Eigentlich war alles gut. Ich saß eingekuschelt in meinem Bett und freute mich darauf, gleich mit einem Freund zu telefonieren. Die Minuten krochen zäh dahin und langsam verwandelte sich das Ticken der Uhr in ein unangenehmes Hämmern. Ich wartete auf den Anruf. Wir hatten uns doch für neun Uhr verabredet, oder? Inzwischen zeigte das Handydisplay halb zehn. Ich lehnte mich zurück. Das Ziehen in meiner Brust wurde stärker, aber eigentlich war es mir auch ganz recht so – ich war sowieso schon ziemlich müde. Kurz vor zehn – ich nahm mein Handy und tippte kurz und knapp, dass ich lieber schon schlafen gehen würde und es deswegen heute wohl nichts mehr würde mit dem Telefonieren. Dann schmiss ich das blöde Ding frustriert zur Seite. Kurz darauf klingelte es – da war er, der Anruf. Aber ich bewegte mich keinen Zentimeter. Stattdessen schnaubte ich lachend auf und ließ es klingeln.
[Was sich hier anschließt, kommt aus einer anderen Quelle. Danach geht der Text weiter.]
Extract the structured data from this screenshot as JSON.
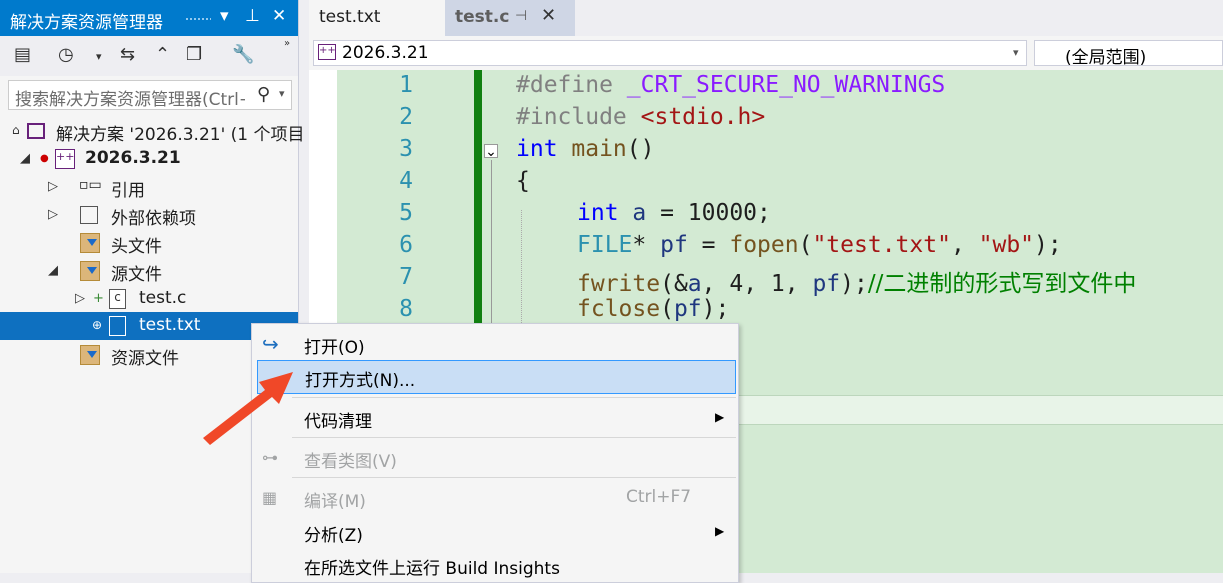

Der Frust und die Wut waren zu groß. Und dann stand dort dieser Satz: „Sorry, ich war noch mit guten Freunden essen und hab die Zeit vergessen.“ Wumms – Ich brach zusammen. Das Zimmer verschwamm vor meinen tränengefüllten Augen. Der Druck auf meiner Brust wurde unerträglich. Als würden in meinem Körper sämtliche Alarmsirenen auf einmal losheulen. Und überall stand in neonroter Leuchtschrift: „Du bist nicht wichtig genug. Du wurdest vergessen. Du bedeutest ihm nichts.“
Gift in meinem Kopf
Ich reagierte, als hätte sich ein Schalter in mir umgelegt. Flucht, Rückzug, Perfektionismus. Ich bin nicht gut genug? Na gut, dann werde ich halt besser. Ich kenne diese Gedanken. Sie sorgten dafür, dass ich mich als Kind dazu entschied mich perfekt anzupassen und es allen recht zu machen. Und ich weiß auch, was sie mit mir anstellen. Auf einmal stelle ich alles infrage. Jede Freundschaft, jeden Erfolg und vor allen Dingen mich selbst. Und wie heißt es so schön? Wer sucht der findet. Jeder schiefe Blick wird zum Beweis, dass mich niemand mag. Sowieso meldet sich kaum noch jemand bei mir. Was habe ich auch schon zu bieten? Ich bekomme eh nichts hin. Hört sich nett an, oder?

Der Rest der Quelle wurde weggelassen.